Abstract :
The collision of solitary waves for a higher-order modified Korteweg-de Vries (mKdV) equation is examined. In particular, the collision between solitary waves with sech-type and algebraic (which only exist on a non-zero mean level) profiles is considered. An asymptotic transformation, valid if the higher-order coefficients satisfy a certain algebraic relationship, is used to transform the higher-order mKdV equation to an integrable member of the mKdV hierarchy. The transformation is used to show that the higher-order collision is asymptotically elastic and to derive the higher-order phase shifts.
Numerical simulations of both elastic and inelastic collisions are performed. For the example covered by the asymptotic theory the numerical results confirm that the collision is elastic and the theoretical predictions for the higher-order phase shifts.
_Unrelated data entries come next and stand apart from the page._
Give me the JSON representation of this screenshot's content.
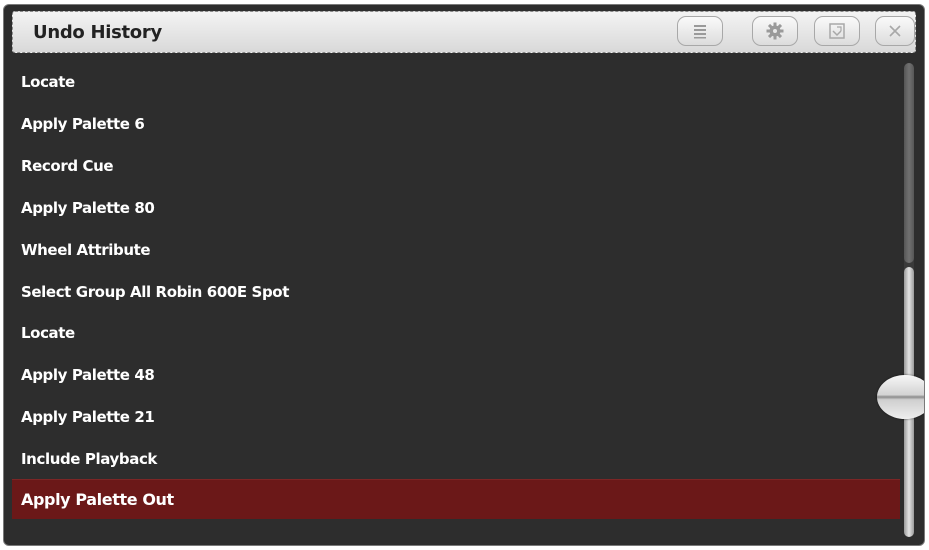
{
  "window": {
    "title": "Undo History"
  },
  "toolbar": {
    "buttons": [
      {
        "name": "menu",
        "icon": "list-menu-icon"
      },
      {
        "name": "settings",
        "icon": "gear-icon"
      },
      {
        "name": "resize",
        "icon": "resize-icon"
      },
      {
        "name": "close",
        "icon": "close-icon"
      }
    ]
  },
  "history": {
    "items": [
      {
        "label": "Locate"
      },
      {
        "label": "Apply Palette  6"
      },
      {
        "label": "Record Cue"
      },
      {
        "label": "Apply Palette  80"
      },
      {
        "label": "Wheel Attribute"
      },
      {
        "label": "Select Group All Robin 600E Spot"
      },
      {
        "label": "Locate"
      },
      {
        "label": "Apply Palette  48"
      },
      {
        "label": "Apply Palette  21"
      },
      {
        "label": "Include Playback"
      },
      {
        "label": "Apply Palette Out",
        "selected": true
      }
    ]
  },
  "colors": {
    "background": "#2d2d2d",
    "selected_row": "#6b1818",
    "text": "#ffffff",
    "titlebar": "#e6e6e6"
  }
}
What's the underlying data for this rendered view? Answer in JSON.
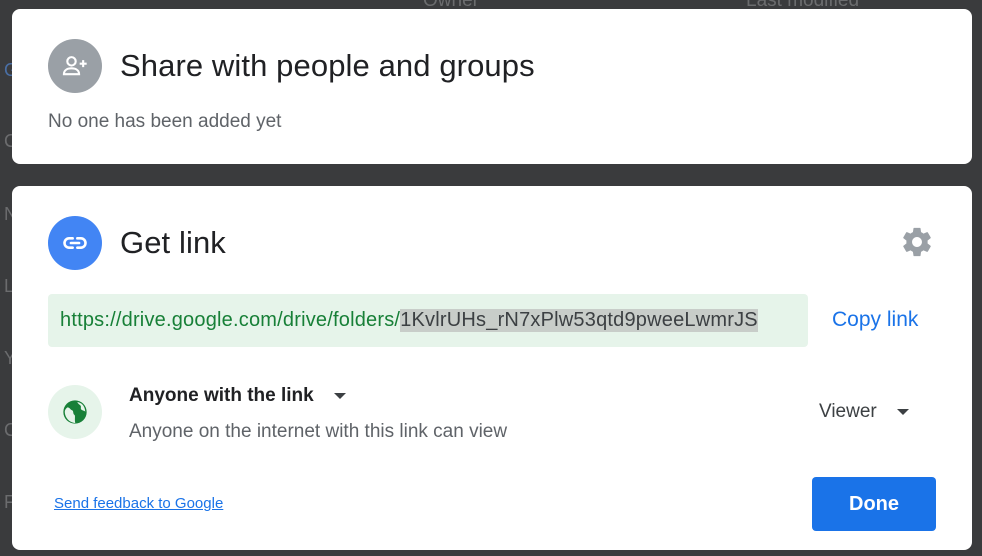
{
  "background": {
    "header_owner": "Owner",
    "header_modified": "Last modified",
    "row_letters": [
      "G",
      "C",
      "N",
      "L",
      "Y",
      "C",
      "F"
    ]
  },
  "share": {
    "title": "Share with people and groups",
    "subtitle": "No one has been added yet",
    "icon": "person-add-icon"
  },
  "link": {
    "title": "Get link",
    "icon": "link-icon",
    "settings_icon": "gear-icon",
    "url_prefix": "https://drive.google.com/drive/folders/",
    "url_selected": "1KvlrUHs_rN7xPlw53qtd9pweeLwmrJS",
    "copy_label": "Copy link",
    "access_label": "Anyone with the link",
    "access_desc": "Anyone on the internet with this link can view",
    "access_icon": "globe-icon",
    "role_label": "Viewer"
  },
  "footer": {
    "feedback_label": "Send feedback to Google",
    "done_label": "Done"
  },
  "colors": {
    "accent": "#1a73e8",
    "link_icon_bg": "#4285f4",
    "share_icon_bg": "#9aa0a6",
    "url_bg": "#e6f4ea",
    "url_text": "#188038",
    "globe": "#188038"
  }
}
For the example not covered by the asymptotic theory the numerical results show that the collision is inelastic; an oscillatory wavetrain is produced by the colliding solitary waves. The higher-order phase shift for the faster (sech-type) solitary wave is found. For the slower (algebraic) wave, however, the shed radiation never completely separates from the solitary wave. Interaction with the shed radiation causes the phase shift to evolve long after collision is over, with no final higher-order phase shift able to be determined.
An asymptotic mass-conservation law is to test the accuracy of the finite-difference scheme for the numerical solutions. It is shown that, in general, mass is not conserved by the higher-order mKdV equation, but varies during the interaction of the solitary waves.